Monday, September 21, 2009

St. Anthony of Padua, again


St Anthony of Padua Comes By Boat
9x11 Acrylic on Paper, 2009

St. Anthony Of Padua is the patron saint of lost things, whether it is a person, or faith, or an object. Loss is experienced in many different ways, and the most powerful losses involve the people we love, either through death, estrangement, or disappearance. Loss can also occur because of the passage of time, erosion, and change. We ourselves can become lost if we are overcome with feelings of sadness over loss or regret, or are unable to let go of the past.

I have found a certain weirdness in being forty, and I think that it may explain why some people go off of the deep end and experience a mid-life crisis, because it's pretty freaky and sad. A sort of looking backwards has been happening, an assessment of my life so far, and all of the people I've known and events that have occurred. I think that the weirdness comes from having spent, at forty, just as much time as an adult as I had as a child. The frame of reference through which I perceived the world, my memories, and my interactions has shifted. The finality of certain changes has come into very sharp focus. The past is a lot more distant. Primary relationships have changed as I have matured. I see people a lot differently than I used to. I am detaching from old notions of myself, they fall behind like discarded paper dolls. Mostly all of this is good, it's just...different.

During a period when these feelings were particularly sharp I happened to come across the photographs of Eugene Richards and Kevin Bauman.
Their photographic portraits of abandoned houses on the prairie of North Dakota and the city of Detroit, Michigan resonated with how I was feeling. Every one of these photographs is a picture of loss. You can imagine the people and the lives that were lived in these places, but you will never know them. No one is coming back, ever. The dramatic landscape of the North Dakota photographs underscores a human absence so profound it is a presence, in and of itself. These homes are a black hole of peoples' hopes, loves, losses and disappointments, condensed, wrapped in questions, turned in on itself under a vast sky. The abandoned homes in Detroit are especially painful to look at, signaling the vanishing of whole neighborhoods and a community way of life. I could relate to them on a personal level, and they really helped me to gain some perspective and inspired me to examine St. Anthony and the nature of loss in a different way. "Saint Anthony of Padua Comes By Boat" is one painting so far in this exploration.

The person peering into the window is not able to let go of the past. Perhaps she really misses someone. Maybe she longs to recapture a happier time. Maybe she is haunted by questions about what happened here. She is so caught up that she does not see the beauty all around her, nor does she understand that her loss is part of the wholeness of the universe and that change is the only constant in life. Help is coming, though—Saint Anthony is out on the ocean, heading for the shore, carrying his light so that he can find her.
The sapling, growing from the ruin and decay, looks as though it is signaling to him across the distance. This new growth is hope, and the good that can come from change, if she allows herself to see it.

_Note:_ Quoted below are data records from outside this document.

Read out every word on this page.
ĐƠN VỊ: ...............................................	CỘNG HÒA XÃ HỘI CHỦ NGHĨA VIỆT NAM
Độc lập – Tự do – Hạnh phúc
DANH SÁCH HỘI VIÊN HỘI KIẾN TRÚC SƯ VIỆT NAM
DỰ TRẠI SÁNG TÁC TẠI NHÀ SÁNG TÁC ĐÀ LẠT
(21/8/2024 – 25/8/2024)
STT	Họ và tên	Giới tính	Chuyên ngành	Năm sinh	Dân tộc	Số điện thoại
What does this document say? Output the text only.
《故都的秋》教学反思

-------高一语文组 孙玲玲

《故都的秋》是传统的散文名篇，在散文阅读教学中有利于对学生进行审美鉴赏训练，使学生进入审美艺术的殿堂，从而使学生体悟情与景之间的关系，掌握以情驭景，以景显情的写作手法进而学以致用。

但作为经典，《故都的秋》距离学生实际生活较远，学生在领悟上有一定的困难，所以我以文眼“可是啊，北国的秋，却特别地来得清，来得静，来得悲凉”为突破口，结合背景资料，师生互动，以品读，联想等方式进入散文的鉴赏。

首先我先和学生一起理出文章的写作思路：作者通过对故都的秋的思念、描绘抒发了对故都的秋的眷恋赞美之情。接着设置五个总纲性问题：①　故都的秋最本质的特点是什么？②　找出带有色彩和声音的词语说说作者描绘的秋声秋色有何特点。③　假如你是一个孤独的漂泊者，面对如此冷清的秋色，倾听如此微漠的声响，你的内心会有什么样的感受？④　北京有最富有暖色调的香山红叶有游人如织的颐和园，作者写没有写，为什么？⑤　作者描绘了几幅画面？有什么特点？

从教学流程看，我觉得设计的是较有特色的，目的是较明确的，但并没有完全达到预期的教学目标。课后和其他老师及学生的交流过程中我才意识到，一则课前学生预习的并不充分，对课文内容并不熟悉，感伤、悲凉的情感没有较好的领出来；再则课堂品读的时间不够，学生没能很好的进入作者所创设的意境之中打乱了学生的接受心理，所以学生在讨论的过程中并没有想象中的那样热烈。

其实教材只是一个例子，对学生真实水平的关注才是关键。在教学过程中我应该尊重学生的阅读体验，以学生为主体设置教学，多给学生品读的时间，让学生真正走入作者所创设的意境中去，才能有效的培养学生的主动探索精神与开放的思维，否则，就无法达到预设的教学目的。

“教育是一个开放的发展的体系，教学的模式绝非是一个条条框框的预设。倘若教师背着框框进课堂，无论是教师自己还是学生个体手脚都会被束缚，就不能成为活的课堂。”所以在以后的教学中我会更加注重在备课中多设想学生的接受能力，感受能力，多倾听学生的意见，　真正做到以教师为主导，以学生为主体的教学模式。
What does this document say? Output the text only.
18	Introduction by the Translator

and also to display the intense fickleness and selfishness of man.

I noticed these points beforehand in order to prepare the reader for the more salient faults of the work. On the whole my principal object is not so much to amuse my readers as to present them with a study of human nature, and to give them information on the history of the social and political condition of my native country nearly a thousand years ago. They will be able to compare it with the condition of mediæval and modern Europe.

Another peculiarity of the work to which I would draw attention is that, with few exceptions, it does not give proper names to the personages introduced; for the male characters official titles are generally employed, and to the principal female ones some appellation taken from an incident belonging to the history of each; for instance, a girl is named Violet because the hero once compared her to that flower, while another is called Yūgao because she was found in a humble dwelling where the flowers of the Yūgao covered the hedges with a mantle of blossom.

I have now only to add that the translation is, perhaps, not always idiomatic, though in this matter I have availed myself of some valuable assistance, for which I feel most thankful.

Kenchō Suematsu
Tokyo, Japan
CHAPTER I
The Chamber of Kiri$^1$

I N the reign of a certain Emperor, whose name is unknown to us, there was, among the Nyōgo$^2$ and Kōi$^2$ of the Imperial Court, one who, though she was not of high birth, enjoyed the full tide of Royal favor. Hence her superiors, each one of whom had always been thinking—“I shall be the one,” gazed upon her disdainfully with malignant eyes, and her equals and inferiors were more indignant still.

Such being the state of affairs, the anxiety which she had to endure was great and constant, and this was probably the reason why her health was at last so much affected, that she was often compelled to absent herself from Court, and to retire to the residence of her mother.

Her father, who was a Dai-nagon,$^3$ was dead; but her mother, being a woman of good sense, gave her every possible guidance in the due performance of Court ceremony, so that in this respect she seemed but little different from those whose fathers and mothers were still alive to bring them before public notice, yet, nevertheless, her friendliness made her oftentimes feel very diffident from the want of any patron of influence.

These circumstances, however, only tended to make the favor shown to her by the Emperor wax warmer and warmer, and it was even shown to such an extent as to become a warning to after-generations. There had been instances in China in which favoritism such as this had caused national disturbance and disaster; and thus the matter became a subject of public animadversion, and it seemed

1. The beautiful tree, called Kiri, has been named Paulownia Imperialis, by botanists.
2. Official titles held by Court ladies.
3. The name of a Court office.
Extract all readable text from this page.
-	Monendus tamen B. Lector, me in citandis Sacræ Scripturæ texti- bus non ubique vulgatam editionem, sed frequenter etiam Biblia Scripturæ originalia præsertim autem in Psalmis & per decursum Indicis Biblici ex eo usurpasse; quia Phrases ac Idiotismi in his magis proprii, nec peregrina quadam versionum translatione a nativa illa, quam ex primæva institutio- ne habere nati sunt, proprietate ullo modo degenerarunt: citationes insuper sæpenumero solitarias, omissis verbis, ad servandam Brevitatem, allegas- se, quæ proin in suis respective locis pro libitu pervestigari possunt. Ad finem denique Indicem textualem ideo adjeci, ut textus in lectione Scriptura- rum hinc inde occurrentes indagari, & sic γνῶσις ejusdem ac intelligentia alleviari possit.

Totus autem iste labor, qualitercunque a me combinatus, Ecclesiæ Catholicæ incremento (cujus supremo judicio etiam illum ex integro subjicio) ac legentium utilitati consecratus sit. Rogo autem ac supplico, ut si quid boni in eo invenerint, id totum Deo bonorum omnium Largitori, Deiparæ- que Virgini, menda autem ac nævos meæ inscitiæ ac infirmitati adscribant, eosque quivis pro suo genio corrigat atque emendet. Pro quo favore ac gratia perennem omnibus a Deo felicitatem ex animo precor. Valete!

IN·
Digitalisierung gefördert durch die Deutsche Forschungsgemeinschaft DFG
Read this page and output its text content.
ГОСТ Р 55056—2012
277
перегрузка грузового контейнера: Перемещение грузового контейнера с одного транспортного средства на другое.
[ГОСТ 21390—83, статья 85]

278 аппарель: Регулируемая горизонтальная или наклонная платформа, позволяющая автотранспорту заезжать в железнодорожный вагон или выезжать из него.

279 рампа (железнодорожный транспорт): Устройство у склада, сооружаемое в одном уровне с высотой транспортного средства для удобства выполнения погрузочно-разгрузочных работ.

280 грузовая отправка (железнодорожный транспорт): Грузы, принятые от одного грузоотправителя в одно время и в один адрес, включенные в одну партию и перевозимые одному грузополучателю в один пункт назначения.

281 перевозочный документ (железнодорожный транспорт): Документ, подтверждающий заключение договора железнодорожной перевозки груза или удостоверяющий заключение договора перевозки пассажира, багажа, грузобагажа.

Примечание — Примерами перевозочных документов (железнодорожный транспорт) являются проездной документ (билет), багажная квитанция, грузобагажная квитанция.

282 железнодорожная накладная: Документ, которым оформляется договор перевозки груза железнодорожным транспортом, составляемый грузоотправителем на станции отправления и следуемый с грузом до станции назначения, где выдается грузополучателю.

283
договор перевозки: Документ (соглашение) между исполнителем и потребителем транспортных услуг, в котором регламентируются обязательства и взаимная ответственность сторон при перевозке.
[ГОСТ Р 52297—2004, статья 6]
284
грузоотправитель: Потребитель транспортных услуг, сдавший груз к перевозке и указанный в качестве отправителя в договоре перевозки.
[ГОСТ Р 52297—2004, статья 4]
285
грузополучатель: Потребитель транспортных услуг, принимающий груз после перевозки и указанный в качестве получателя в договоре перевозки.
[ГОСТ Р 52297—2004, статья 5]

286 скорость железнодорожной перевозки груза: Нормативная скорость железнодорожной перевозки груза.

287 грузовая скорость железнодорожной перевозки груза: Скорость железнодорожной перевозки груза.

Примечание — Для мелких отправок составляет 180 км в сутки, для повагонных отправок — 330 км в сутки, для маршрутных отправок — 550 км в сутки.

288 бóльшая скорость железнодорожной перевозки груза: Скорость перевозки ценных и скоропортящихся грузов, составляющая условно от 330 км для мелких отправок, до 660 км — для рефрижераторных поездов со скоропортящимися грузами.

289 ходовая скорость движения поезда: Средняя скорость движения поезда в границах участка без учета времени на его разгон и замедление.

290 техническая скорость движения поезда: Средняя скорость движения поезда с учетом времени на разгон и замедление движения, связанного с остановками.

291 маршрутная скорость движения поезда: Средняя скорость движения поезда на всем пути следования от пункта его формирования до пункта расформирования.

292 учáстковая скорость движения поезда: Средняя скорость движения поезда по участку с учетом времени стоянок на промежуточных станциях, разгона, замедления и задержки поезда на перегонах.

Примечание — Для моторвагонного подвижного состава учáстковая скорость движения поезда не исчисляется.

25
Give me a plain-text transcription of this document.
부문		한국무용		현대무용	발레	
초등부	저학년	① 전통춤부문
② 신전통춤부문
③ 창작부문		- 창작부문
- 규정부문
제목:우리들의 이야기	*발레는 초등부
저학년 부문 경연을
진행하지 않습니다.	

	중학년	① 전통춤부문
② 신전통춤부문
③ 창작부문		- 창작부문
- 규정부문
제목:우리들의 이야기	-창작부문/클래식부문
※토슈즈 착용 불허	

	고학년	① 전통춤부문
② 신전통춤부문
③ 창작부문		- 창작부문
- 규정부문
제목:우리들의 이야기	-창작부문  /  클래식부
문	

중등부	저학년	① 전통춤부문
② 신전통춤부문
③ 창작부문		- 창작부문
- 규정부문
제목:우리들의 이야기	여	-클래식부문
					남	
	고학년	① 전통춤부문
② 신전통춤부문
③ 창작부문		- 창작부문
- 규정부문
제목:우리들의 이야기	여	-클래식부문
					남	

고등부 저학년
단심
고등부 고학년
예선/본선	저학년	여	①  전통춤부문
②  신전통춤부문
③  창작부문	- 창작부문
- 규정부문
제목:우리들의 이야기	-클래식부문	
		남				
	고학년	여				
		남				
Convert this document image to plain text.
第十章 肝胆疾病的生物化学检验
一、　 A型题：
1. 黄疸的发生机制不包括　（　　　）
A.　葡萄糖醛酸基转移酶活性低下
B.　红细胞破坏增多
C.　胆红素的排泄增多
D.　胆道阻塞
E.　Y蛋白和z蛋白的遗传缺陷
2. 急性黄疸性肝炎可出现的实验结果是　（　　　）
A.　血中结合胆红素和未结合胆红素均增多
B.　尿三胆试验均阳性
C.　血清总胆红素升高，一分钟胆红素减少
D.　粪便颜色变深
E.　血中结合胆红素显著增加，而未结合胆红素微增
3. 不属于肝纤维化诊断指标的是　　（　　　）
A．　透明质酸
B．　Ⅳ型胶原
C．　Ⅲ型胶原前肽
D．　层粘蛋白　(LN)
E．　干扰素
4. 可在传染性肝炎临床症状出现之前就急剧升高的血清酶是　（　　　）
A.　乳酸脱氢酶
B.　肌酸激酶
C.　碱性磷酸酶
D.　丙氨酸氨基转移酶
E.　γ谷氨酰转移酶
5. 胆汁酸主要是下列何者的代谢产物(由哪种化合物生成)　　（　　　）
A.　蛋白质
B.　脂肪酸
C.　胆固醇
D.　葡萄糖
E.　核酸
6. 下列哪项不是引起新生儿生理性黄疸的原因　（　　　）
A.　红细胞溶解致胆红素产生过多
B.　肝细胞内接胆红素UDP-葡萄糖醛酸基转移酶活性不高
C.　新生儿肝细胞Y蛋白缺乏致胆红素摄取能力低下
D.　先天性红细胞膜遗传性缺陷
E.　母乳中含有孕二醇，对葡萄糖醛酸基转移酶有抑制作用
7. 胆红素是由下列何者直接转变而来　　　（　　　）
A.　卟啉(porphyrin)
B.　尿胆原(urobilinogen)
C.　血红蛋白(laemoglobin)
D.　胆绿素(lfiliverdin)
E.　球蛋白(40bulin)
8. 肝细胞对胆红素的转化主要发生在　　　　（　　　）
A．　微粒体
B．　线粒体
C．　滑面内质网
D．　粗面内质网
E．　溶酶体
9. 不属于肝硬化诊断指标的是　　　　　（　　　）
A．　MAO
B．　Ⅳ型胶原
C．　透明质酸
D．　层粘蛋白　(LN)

The hope and growth we can find because of loss was put into words beautifully by Roberta Hiday , who wrote to me about "St. Anthony of Padua at the Guard Rail" :




St Anthony of Padua at the Guard Rail
9x11 Acrylic on Paper, 2008




"my spiritual journey has brought me from catholicism, to evangelicalism to the episcopalian church - where i am now. i enjoy living in the mystery. i'm in my late 50's so i have a sense of the value of just going for it! in my eyes your saint anthony is a happy, round monk wearing a brown robe - he looks approachable, and the way he is holding the light as he looks over the abyss is hopeful to me.

i live on the olympic peninsula...i drive on a road like the one in your picture and the trees look like the ones that line our 2 lane roads - so i indentify with it....loss comes in so many forms - my mom focused on items like keys, bills, money, etc. your painting helped me to see st. anthony in a new light - as one who can assist in the looking for lost relationships, & for people who have lost their ways, or for those who have lost their drive (pun intended), or their sense of hope....

as a spiritual director i know my clients will appreciate this painting as a metaphor of their "journey"....they have stopped on the road of life to look for what they have lost.......and as a spiritual director i see myself as st. anthony in the picture - looking into the darkness of people's stories...helping them to make peace with their shadow side and shining light on it...."

Roberta's words remind me of my favorite lyric by Ani DiFranco-

up up up up up up points the
spire of the steeple
but god's work isn't done by god
it's done by people


-up,up,up,up,up,up


I think that St. Anthony is working in mysterious ways and that he keeps coming up for a reason. I'm so glad that he is there when I need him.